A Lost Art?

A Lost Art?
The Vermillion Area Arts Council faces an uncertain future after its board of directors abruptly decided Tuesday to resign.

Former board member Jim Wilson announced in an e-mail sent to the Plain Talk and other members of the community that he, President Helen Burton, Vice President Stephen Yar-brough, Secretary Elizabeth Abbott, and board members Tom Reasoner, Tim Hanson and Paulette Wipf had stepped down.

Wilson had served as the board's treasurer.


To be procedurally correct, first Wilson resigned, and the remaining board members selected his replacement. The same practice was used to seat a new secretary and a new member on the board.

Roger Jeck is the VAAC board's new treasurer. Susan Heggestad is secretary and Jill Caraway is the new board member.

Wilson assumes that these three individuals will be responsible for finding a president, vice president and other needed board members for the arts council.

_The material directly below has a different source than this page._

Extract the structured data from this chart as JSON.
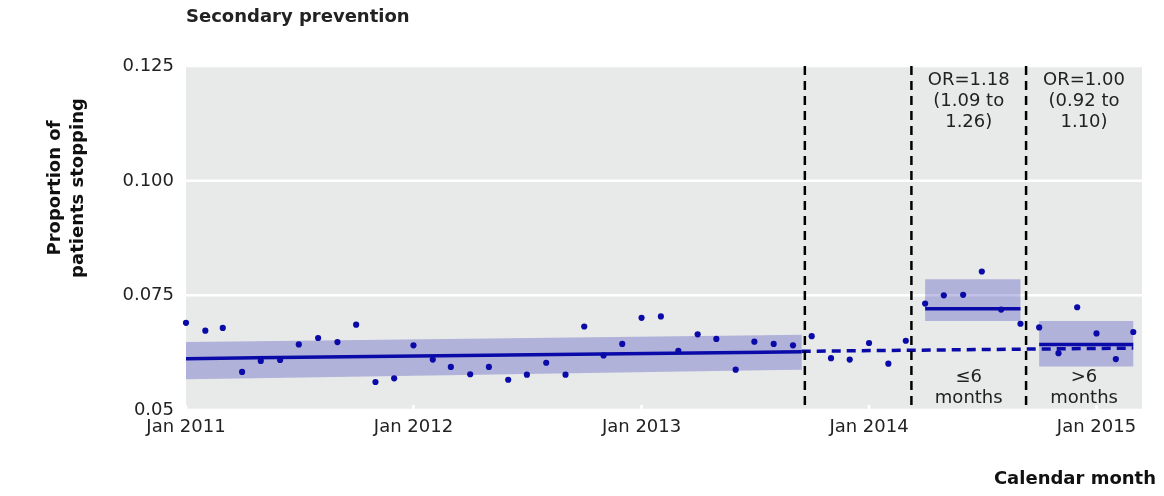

"The VAAC Board has been trying to explore alternative methods of providing a safe, comfortable and accessible space to promote and grow the arts in Vermillion. For the past month rational discourse has been made impossible," Wilson stated in his e-mail, "because some members of the arts council as well as interested non-members have preferred to engage in malicious, intemperate personal attacks against the board and thus prevented discussion of the issues.

"The board members resigned in order to allow other

interested community members to discuss the future of both programs and facilities.

Thanks to all of you who have supported the arts council in the past," he added.

Controversy arose after a letter to the editor, written by Rebecca Terk, was published in the Feb. 8 Plain Talk.

Terk wrote that the arts council board had recently raised the question of selling the existing Washington Street Arts Center and Community Garden lot.

She also stated that the board has also secured a $500 six month purchase option on another building in the city to serve as a possible replacement for the 100-year-old former church building that serves as the arts center.

The executive committee of the VAAC board replied to Terk with a letter of their own, published in last week's Plain Talk.

They stated that Terk used a selective and limited interpretation of the feasibility study to contend that the costs of repairing deficiencies in the arts center that have been outlined in a feasibility study are overstated with no evidence to show that this is true. She further states that many of the repair and maintenance projects could easily be done with volunteer labor and donated material.

The board stated that many of those deficiencies, including installation of an elevator for handicapped accessibility, handicapped bath-rooms, asbestos removal, structural tower repair and air conditioning, are beyond the scope of local donations or volunteer labor.

"I think the arts council has in the past three or four years been able to provide more and more services in the form of classroom assistance, the artist bio project, the classes that are taught at the art center, our ceramics classes, and certainly it would be a wonderful thing if all of those continued," Wilson told the Plain Talk Wednesday. "At this point, it is totally in someone else's hands."

Should the new board decide to continue with the VAAC, he is certain that its goals in the community will remain unchanged.

That new board, however, will face some formidable challenges. There is no easy fix to the structural problems contained in its present home.

"Is it the best place for the arts council, and is the mission of the Vermillion Area Arts Council to preserve an historic building or is it to provide arts opportunities to the community? That's a question that certainly has to be addressed," Wilson said.

He said the major task of the arts council should be providing the best available space to promote the arts and art opportunities through classroom activity and exhibit space.